Many priests, bishops and popes have guided the Catholic Church through countless religious upheavals and national calamities over the centuries. In addition, the men and women in religious orders nurtured and strengthened the faith through their work with people in schools, hospitals, orphanages, homeless shelters and other institutions. 
One such religious congregation that has served the poorest of the poor since the early 20th century is the Ursuline Sisters of the Heart of Jesus in Agony, also known as the Grey Ursulines because of their habits. 
The foundress of the Grey Ursulines was Julia Maria Ledóchowska. She was born in Loosdorf, Austria, in 1865, into an old and distinguished Polish family. Matthew Bunson writes in “John Paul II’s Book of Saints” that the Ledóchowska family had long been hailed as the “cradle of faith and vocations.”
Julia was 21 when she entered the Ursuline convent in Kraków, Poland, in 1886, taking the name of Maria Ursula of Jesus.
Her father, Count Antoni Halka-Ledóchowska, had given her his blessing to enter the convent before he died in 1883. 
Sister Maria Ursula spent the next 20 years teaching in girls’ schools. In 1904, she was elected as Mother Superior of the monastery. In Kraków, she opened a home for female university students, which was the first of many projects that Mother Ursula started. Sarah Gallick writes in “The Big Book of Women Saints” that her next assignment was in St. Petersburg, Russia. With the special blessing of Pope 
Pius X, she went there to found St. Catharine House, a boarding school for Polish girls. There were many Catholic immigrants in St. Petersburg, then a cosmopolitan, industrial city.

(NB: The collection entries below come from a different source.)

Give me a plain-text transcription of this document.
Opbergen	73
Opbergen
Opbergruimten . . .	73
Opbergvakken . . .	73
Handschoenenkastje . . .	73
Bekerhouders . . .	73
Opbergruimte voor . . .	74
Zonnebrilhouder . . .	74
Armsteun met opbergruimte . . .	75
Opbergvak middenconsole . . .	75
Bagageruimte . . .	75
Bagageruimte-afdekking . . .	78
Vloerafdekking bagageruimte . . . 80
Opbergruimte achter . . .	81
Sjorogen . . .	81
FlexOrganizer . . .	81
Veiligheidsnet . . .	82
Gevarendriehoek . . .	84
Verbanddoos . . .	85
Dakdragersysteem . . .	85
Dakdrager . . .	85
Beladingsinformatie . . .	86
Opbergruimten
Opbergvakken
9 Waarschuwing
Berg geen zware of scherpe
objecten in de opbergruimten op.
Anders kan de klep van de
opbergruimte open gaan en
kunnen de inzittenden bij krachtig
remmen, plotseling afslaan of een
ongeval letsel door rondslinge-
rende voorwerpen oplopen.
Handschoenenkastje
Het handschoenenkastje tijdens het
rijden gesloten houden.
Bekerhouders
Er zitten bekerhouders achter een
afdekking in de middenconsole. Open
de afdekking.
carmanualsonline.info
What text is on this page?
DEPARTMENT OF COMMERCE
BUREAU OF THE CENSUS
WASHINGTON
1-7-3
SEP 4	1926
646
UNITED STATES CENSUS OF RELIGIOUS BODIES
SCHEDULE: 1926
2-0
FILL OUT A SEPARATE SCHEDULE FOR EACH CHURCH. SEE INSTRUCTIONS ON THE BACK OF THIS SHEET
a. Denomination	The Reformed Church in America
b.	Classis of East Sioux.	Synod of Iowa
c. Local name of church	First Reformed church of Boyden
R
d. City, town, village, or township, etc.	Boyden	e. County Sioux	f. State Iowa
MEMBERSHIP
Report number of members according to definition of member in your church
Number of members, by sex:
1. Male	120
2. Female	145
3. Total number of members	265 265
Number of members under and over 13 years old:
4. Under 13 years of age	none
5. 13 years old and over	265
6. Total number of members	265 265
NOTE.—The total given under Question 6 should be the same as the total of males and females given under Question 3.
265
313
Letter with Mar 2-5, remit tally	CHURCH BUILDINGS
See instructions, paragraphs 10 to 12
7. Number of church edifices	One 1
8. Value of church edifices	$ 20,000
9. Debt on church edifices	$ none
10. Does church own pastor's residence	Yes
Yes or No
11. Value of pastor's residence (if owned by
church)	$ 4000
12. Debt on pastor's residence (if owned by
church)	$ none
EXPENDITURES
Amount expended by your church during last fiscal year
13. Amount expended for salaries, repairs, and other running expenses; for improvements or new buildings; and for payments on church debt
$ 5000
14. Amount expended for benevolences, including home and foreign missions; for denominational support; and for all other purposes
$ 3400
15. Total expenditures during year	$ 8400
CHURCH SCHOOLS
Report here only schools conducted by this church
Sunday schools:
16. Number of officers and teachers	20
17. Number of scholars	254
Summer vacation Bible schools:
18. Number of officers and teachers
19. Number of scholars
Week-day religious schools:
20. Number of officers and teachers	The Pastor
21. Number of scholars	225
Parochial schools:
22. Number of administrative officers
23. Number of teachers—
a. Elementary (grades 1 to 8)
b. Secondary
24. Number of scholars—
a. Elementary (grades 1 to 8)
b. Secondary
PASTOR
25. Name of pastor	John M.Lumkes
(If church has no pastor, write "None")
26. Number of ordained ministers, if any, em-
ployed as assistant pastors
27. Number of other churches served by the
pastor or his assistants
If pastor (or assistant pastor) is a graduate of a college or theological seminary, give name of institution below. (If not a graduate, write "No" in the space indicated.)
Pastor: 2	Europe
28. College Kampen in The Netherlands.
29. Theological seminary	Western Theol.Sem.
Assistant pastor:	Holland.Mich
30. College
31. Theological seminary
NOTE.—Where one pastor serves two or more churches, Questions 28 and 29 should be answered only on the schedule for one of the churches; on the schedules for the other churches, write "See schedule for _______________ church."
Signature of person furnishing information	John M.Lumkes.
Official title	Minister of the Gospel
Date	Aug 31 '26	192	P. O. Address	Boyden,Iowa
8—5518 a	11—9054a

Mother Ursula and the other sisters wore civil clothes in St. Petersburg because Roman Catholic institutions were illegal then in the Russian Empire. Catholic Online reports that the nuns were under constant surveillance by the secret police.

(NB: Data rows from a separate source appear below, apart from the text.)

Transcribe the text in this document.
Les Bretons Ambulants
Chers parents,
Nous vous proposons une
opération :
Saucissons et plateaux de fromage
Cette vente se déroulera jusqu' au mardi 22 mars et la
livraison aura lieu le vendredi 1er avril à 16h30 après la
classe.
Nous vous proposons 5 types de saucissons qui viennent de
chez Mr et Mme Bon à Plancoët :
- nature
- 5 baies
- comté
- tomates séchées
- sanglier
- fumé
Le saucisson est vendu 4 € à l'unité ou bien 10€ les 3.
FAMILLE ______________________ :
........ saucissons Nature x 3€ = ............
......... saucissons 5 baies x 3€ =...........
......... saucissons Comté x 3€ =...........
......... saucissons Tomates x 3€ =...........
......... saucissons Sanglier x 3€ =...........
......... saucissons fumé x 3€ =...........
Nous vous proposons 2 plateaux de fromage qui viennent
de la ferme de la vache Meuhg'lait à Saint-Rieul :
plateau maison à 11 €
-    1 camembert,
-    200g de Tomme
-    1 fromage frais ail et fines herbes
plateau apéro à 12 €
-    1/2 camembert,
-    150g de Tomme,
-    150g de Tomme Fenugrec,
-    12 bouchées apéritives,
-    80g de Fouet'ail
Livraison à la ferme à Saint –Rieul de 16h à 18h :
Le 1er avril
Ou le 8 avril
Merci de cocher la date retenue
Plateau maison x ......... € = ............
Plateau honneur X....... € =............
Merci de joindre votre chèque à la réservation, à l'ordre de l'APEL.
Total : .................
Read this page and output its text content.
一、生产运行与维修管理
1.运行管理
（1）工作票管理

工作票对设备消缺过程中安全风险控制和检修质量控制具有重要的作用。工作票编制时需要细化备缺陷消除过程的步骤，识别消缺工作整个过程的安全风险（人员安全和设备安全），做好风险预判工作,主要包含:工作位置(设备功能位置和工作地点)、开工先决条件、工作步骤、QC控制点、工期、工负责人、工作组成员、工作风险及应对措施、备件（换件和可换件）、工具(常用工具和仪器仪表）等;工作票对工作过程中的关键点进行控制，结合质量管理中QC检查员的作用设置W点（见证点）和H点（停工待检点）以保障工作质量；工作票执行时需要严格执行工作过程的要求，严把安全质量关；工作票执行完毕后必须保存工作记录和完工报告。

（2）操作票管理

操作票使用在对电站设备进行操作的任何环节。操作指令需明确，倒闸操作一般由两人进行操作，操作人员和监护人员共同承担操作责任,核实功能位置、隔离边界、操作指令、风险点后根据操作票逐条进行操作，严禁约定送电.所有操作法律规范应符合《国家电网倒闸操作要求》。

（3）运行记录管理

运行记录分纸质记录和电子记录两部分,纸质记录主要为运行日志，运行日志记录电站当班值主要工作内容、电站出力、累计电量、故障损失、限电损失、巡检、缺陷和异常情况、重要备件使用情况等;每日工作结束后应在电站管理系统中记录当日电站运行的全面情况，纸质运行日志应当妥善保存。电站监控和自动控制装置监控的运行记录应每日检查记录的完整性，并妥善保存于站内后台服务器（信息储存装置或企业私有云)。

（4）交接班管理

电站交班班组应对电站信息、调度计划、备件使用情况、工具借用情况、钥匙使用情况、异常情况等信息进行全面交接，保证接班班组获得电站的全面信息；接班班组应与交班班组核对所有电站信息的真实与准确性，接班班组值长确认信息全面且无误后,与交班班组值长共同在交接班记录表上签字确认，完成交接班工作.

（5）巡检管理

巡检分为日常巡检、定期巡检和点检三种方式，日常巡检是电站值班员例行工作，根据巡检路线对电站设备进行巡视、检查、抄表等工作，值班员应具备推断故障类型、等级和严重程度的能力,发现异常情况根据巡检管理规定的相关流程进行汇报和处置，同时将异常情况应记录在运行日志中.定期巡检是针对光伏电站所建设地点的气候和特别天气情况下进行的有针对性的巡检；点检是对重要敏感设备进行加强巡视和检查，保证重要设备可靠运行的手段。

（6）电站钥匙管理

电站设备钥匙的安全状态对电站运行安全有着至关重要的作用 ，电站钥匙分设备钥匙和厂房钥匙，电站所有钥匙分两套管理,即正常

Finally, the government opposition to Catholics forced Mother Ursula to move to Russian-controlled Finland. In 1914, at the beginning of World 
War I, Mother Ursula was expelled from Russia as an Austrian national. Catholic Online reports that she fled to neutral Sweden where she organized relief efforts for war victims and charitable programs for Polish people living in exile. She also founded a monthly Catholic newspaper and made extensive ecumenical contacts with Lutherans in Scandinavia.

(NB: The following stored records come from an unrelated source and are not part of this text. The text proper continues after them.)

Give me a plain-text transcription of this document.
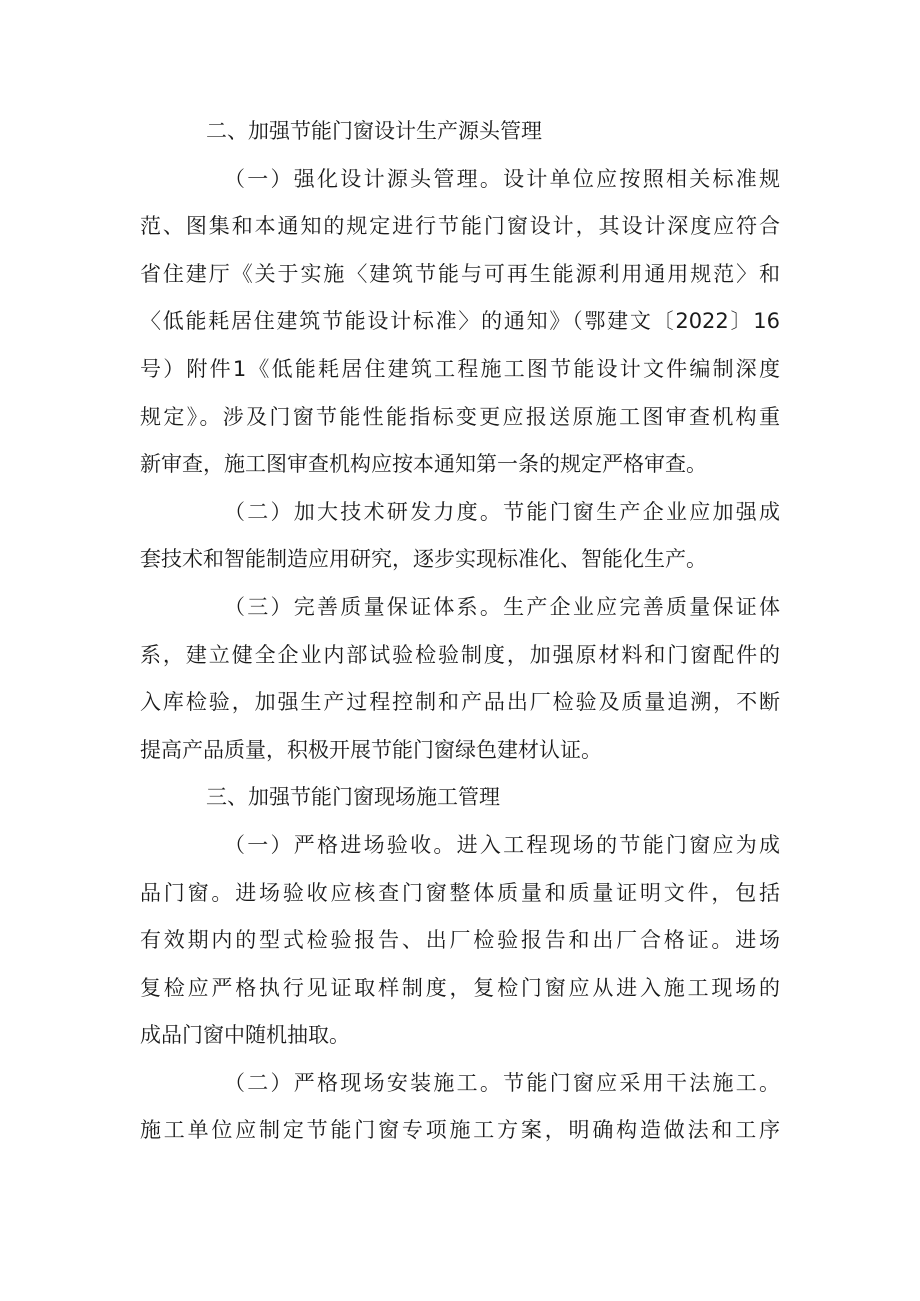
二、加强节能门窗设计生产源头管理
（一）强化设计源头管理。设计单位应按照相关标准规
范、图集和本通知的规定进行节能门窗设计，其设计深度应符合
省住建厅《关于实施〈建筑节能与可再生能源利用通用规范〉和
〈低能耗居住建筑节能设计标准〉的通知》（鄂建文〔2022〕16
号）附件1《低能耗居住建筑工程施工图节能设计文件编制深度
规定》。涉及门窗节能性能指标变更应报送原施工图审查机构重
新审查，施工图审查机构应按本通知第一条的规定严格审查。
（二）加大技术研发力度。节能门窗生产企业应加强成
套技术和智能制造应用研究，逐步实现标准化、智能化生产。
（三）完善质量保证体系。生产企业应完善质量保证体
系，建立健全企业内部试验检验制度，加强原材料和门窗配件的
入库检验，加强生产过程控制和产品出厂检验及质量追溯，不断
提高产品质量，积极开展节能门窗绿色建材认证。
三、加强节能门窗现场施工管理
（一）严格进场验收。进入工程现场的节能门窗应为成
品门窗。进场验收应核查门窗整体质量和质量证明文件，包括
有效期内的型式检验报告、出厂检验报告和出厂合格证。进场
复检应严格执行见证取样制度，复检门窗应从进入施工现场的
成品门窗中随机抽取。
（二）严格现场安装施工。节能门窗应采用干法施工。
施工单位应制定节能门窗专项施工方案，明确构造做法和工序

It would be 1920 before she was able to move back to Poland with 40 other sisters who had joined her in her mission. This was the beginning of a growing Ursuline community with a distinctive charism and apostolate. Editor Dom Basil Watkins writes in “The Book of Saints” that Mother Ursula founded her own congregation, the Ursuline Sisters of the Heart of Jesus in Agony.
Her brother, Vladimir, helped to obtain Vatican approval of the new institute, which was to be “devoted to education and training of children and youth and service to the poorest and the oppressed among our brethren.” 
According to Catholic Online, Mother Ursula and her nuns taught religious education in the factory town of Lodz between the two world wars. She organized a “Eucharistic Crusade” among the working class children and encouraged them to write to Pope Pius XI in honor of his 50th anniversary of his ordination.
Mother Ursula is described as a noted orator who frequently spoke before royalty and national leaders. She often defended the right of Polish independence.
She died in Rome in early May 1939 at the age of 74. She was beatified by St. John Paul II in 1983, and canonized in 2003. Her feast day is May 29. She is the patron of Sieradz, Poland.
Today, there are about 900 Grey Ursuline sisters working in Poland, Italy, France, Canada, Brazil, Argentina, Finland, Germany, Tanzania, Belarus and the Ukraine.